The decrees led to the full or partial nationalization of more than 100 of the largest private enterprises in Syria, almost all significant enterprises that existed in Syria at that time (approximately 30 companies were fully nationalized, and approximately 70 were partially nationalized). The total assets of all nationalized enterprises amounted to approximately 240 million Syrian pounds, and they employed up to 12,000 people. Enterprises that were "partially" nationalized came under state control to the extent of 75 to 90 percent but were "fully nationalized" in 1970. The nationalized enterprises were organized into so-called Unions. There were a total of four Unions: food, textiles, chemicals, and engineering unions. However, not only large enterprises were affected, but also small workshops and shops, even though they were not the main target of nationalization. 70 percent of foreign trade also ended up in the hands of the state. There has also been a significant outflow of private capital from the country.

Apparently, a total of four major decrees on nationalization were signed. The first decree completely nationalized a total of 22 factories in major cities. The second decree nationalized 24 enterprises by 90 percent and another 61 enterprises by 75 percent. The third decree promised compensation to certain types of small traders and artisans. The fourth decree established life imprisonment or the death penalty for those who would resist nationalization.

== Aftermath ==
Following the implementation of the 1965 decrees, the government gained complete dominance over all sectors of the economy. After the nationalization decrees were adopted, Syria was able to attract the attention of countries such as East Germany and the Soviet Union, which began to support it economically, sending money, equipment, and even a number of advisors. The USSR, on the whole, welcomed these decrees. In February, the government intensified its policy of striving for broader control over the economy.

=== Resistance to nationalization ===
The signing and implementation of the nationalization decrees triggered mass demonstrations (later met with state repression and suppression), primarily in the country's major cities, in support of private entrepreneurs – most of the protesters themselves were artisans or merchants. Special military courts handed down death sentences to those who participated in protests or strikes, labeling them as reactionaries and conspirators. Workers' Battalions were deployed to suppress the protests. In addition to demonstrations, the country saw initiatives to close small shops by disgruntled merchants. However, the resistance to nationalization generally proved ineffective. However, some of the enterprises were later returned to private managers.

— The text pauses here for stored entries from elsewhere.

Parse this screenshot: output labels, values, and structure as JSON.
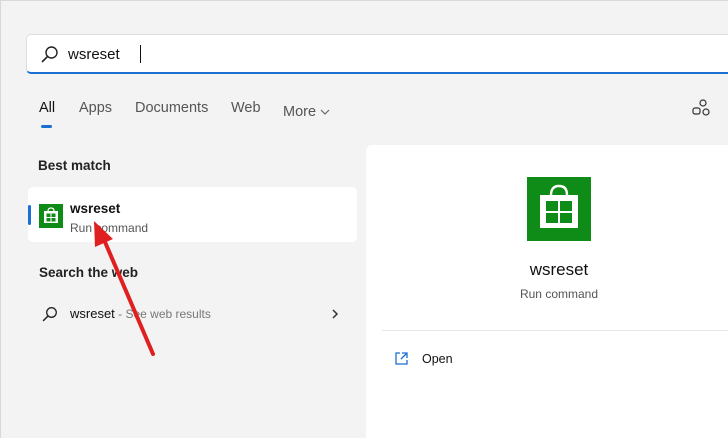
{
  "search": {
    "value": "wsreset",
    "placeholder": ""
  },
  "tabs": [
    {
      "label": "All",
      "active": true
    },
    {
      "label": "Apps",
      "active": false
    },
    {
      "label": "Documents",
      "active": false
    },
    {
      "label": "Web",
      "active": false
    },
    {
      "label": "More",
      "active": false
    }
  ],
  "best_match": {
    "section_label": "Best match",
    "title": "wsreset",
    "subtitle": "Run command",
    "icon": "store-icon"
  },
  "web": {
    "section_label": "Search the web",
    "term": "wsreset",
    "hint": " - See web results"
  },
  "details": {
    "title": "wsreset",
    "subtitle": "Run command",
    "icon": "store-icon",
    "actions": [
      {
        "label": "Open",
        "icon": "open-external-icon"
      }
    ]
  },
  "colors": {
    "accent": "#1a6fd1",
    "store_green": "#0f8b18",
    "annotation_red": "#e02020",
    "panel_bg": "#f3f3f3"
  }
}
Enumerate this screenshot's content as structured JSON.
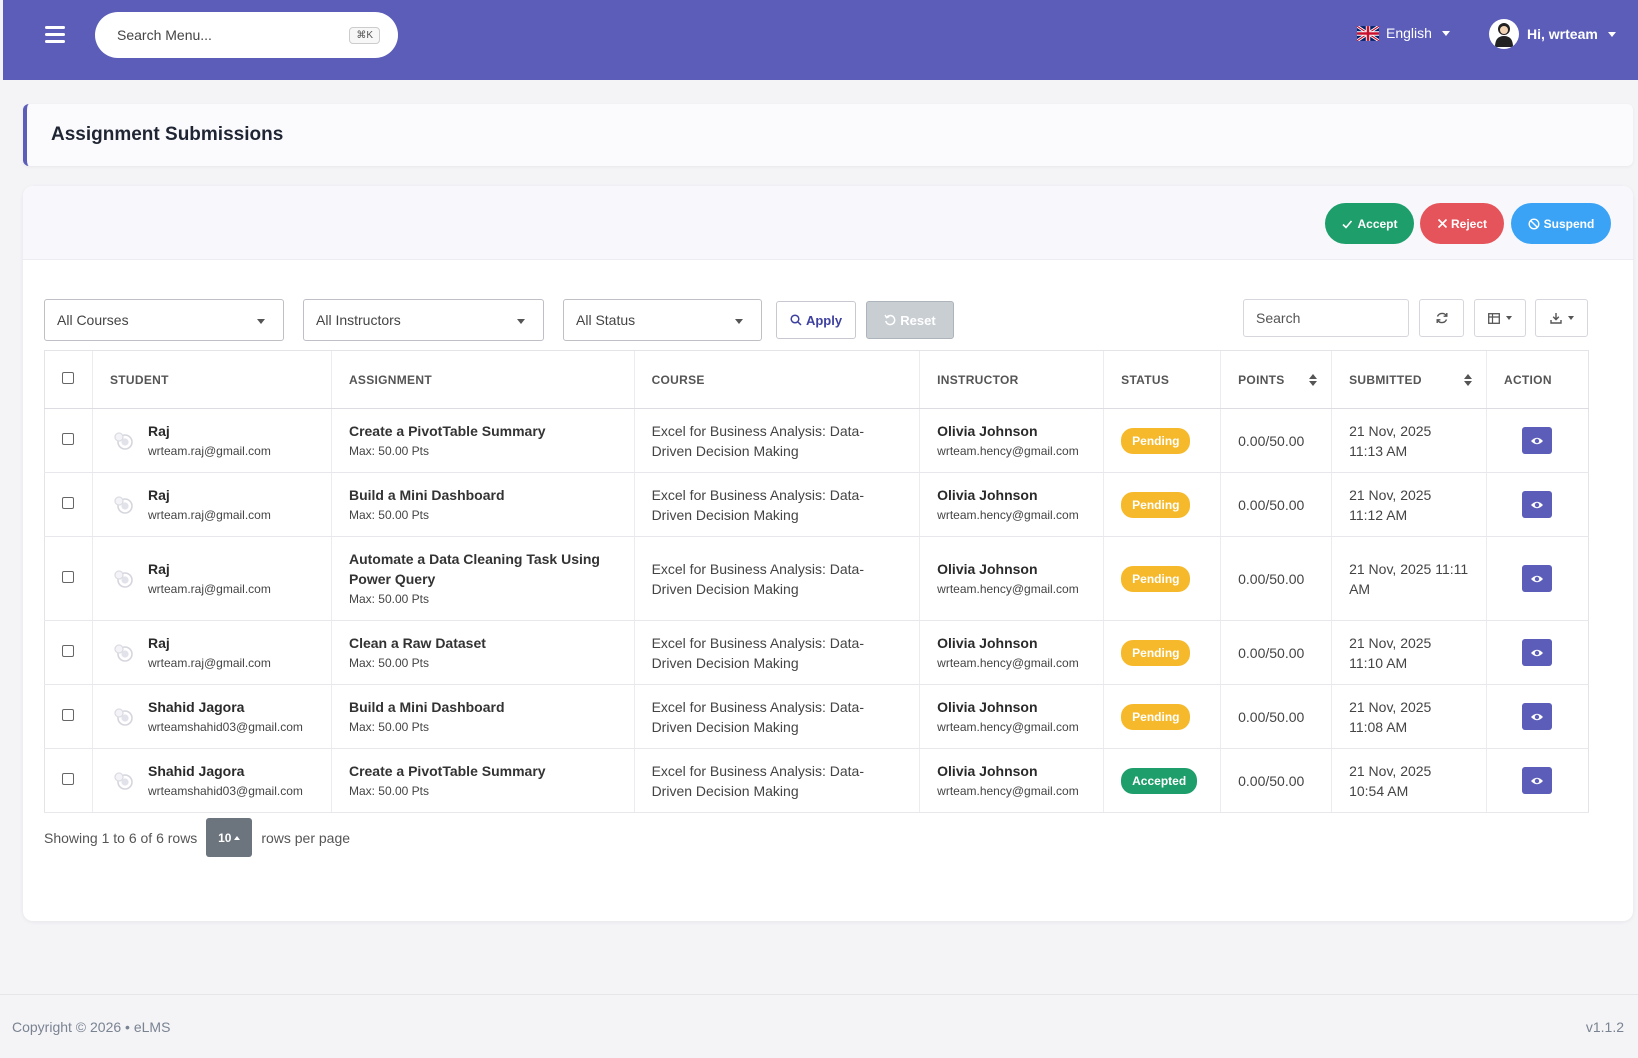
{
  "topbar": {
    "search_placeholder": "Search Menu...",
    "search_shortcut": "⌘K",
    "language": "English",
    "user_greeting": "Hi, wrteam"
  },
  "page": {
    "title": "Assignment Submissions"
  },
  "bulk_actions": {
    "accept": "Accept",
    "reject": "Reject",
    "suspend": "Suspend"
  },
  "filters": {
    "courses": "All Courses",
    "instructors": "All Instructors",
    "status": "All Status",
    "apply": "Apply",
    "reset": "Reset",
    "search_placeholder": "Search"
  },
  "table": {
    "headers": [
      "STUDENT",
      "ASSIGNMENT",
      "COURSE",
      "INSTRUCTOR",
      "STATUS",
      "POINTS",
      "SUBMITTED",
      "ACTION"
    ],
    "rows": [
      {
        "student": "Raj",
        "email": "wrteam.raj@gmail.com",
        "assignment": "Create a PivotTable Summary",
        "max": "Max: 50.00 Pts",
        "course": "Excel for Business Analysis: Data-Driven Decision Making",
        "instructor": "Olivia Johnson",
        "instructor_email": "wrteam.hency@gmail.com",
        "status": "Pending",
        "points": "0.00/50.00",
        "submitted": "21 Nov, 2025 11:13 AM"
      },
      {
        "student": "Raj",
        "email": "wrteam.raj@gmail.com",
        "assignment": "Build a Mini Dashboard",
        "max": "Max: 50.00 Pts",
        "course": "Excel for Business Analysis: Data-Driven Decision Making",
        "instructor": "Olivia Johnson",
        "instructor_email": "wrteam.hency@gmail.com",
        "status": "Pending",
        "points": "0.00/50.00",
        "submitted": "21 Nov, 2025 11:12 AM"
      },
      {
        "student": "Raj",
        "email": "wrteam.raj@gmail.com",
        "assignment": "Automate a Data Cleaning Task Using Power Query",
        "max": "Max: 50.00 Pts",
        "course": "Excel for Business Analysis: Data-Driven Decision Making",
        "instructor": "Olivia Johnson",
        "instructor_email": "wrteam.hency@gmail.com",
        "status": "Pending",
        "points": "0.00/50.00",
        "submitted": "21 Nov, 2025 11:11 AM"
      },
      {
        "student": "Raj",
        "email": "wrteam.raj@gmail.com",
        "assignment": "Clean a Raw Dataset",
        "max": "Max: 50.00 Pts",
        "course": "Excel for Business Analysis: Data-Driven Decision Making",
        "instructor": "Olivia Johnson",
        "instructor_email": "wrteam.hency@gmail.com",
        "status": "Pending",
        "points": "0.00/50.00",
        "submitted": "21 Nov, 2025 11:10 AM"
      },
      {
        "student": "Shahid Jagora",
        "email": "wrteamshahid03@gmail.com",
        "assignment": "Build a Mini Dashboard",
        "max": "Max: 50.00 Pts",
        "course": "Excel for Business Analysis: Data-Driven Decision Making",
        "instructor": "Olivia Johnson",
        "instructor_email": "wrteam.hency@gmail.com",
        "status": "Pending",
        "points": "0.00/50.00",
        "submitted": "21 Nov, 2025 11:08 AM"
      },
      {
        "student": "Shahid Jagora",
        "email": "wrteamshahid03@gmail.com",
        "assignment": "Create a PivotTable Summary",
        "max": "Max: 50.00 Pts",
        "course": "Excel for Business Analysis: Data-Driven Decision Making",
        "instructor": "Olivia Johnson",
        "instructor_email": "wrteam.hency@gmail.com",
        "status": "Accepted",
        "points": "0.00/50.00",
        "submitted": "21 Nov, 2025 10:54 AM"
      }
    ]
  },
  "pagination": {
    "showing": "Showing 1 to 6 of 6 rows",
    "per_page": "10",
    "rows_per_page": "rows per page"
  },
  "footer": {
    "copyright": "Copyright © 2026 • eLMS",
    "version": "v1.1.2"
  },
  "colors": {
    "brand": "#5b5db8",
    "accept": "#1e9e6a",
    "reject": "#e5545a",
    "suspend": "#3aa3f5",
    "pending": "#f6b92b"
  },
  "icons": [
    "hamburger-icon",
    "uk-flag-icon",
    "user-avatar-icon",
    "check-icon",
    "x-icon",
    "ban-icon",
    "search-icon",
    "reset-icon",
    "refresh-icon",
    "columns-icon",
    "download-icon",
    "student-avatar-icon",
    "eye-icon"
  ]
}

The decrees also caused serious disagreements and conflict between the government and wealthy farmers. This government policy led to disruptions in the supply of resources necessary for the functioning of rural areas, such as fertilizers or tractors, which in turn led to a decline in crop yields.

=== Reaction of Syrian communists ===
The decrees received strong support from Syrian communists, in particular the Syrian Communist Party. In a telegram to Amin al-Hafiz, Khalid Bakdash stated that he and his comrades would make every effort to preserve these achievements and develop them further.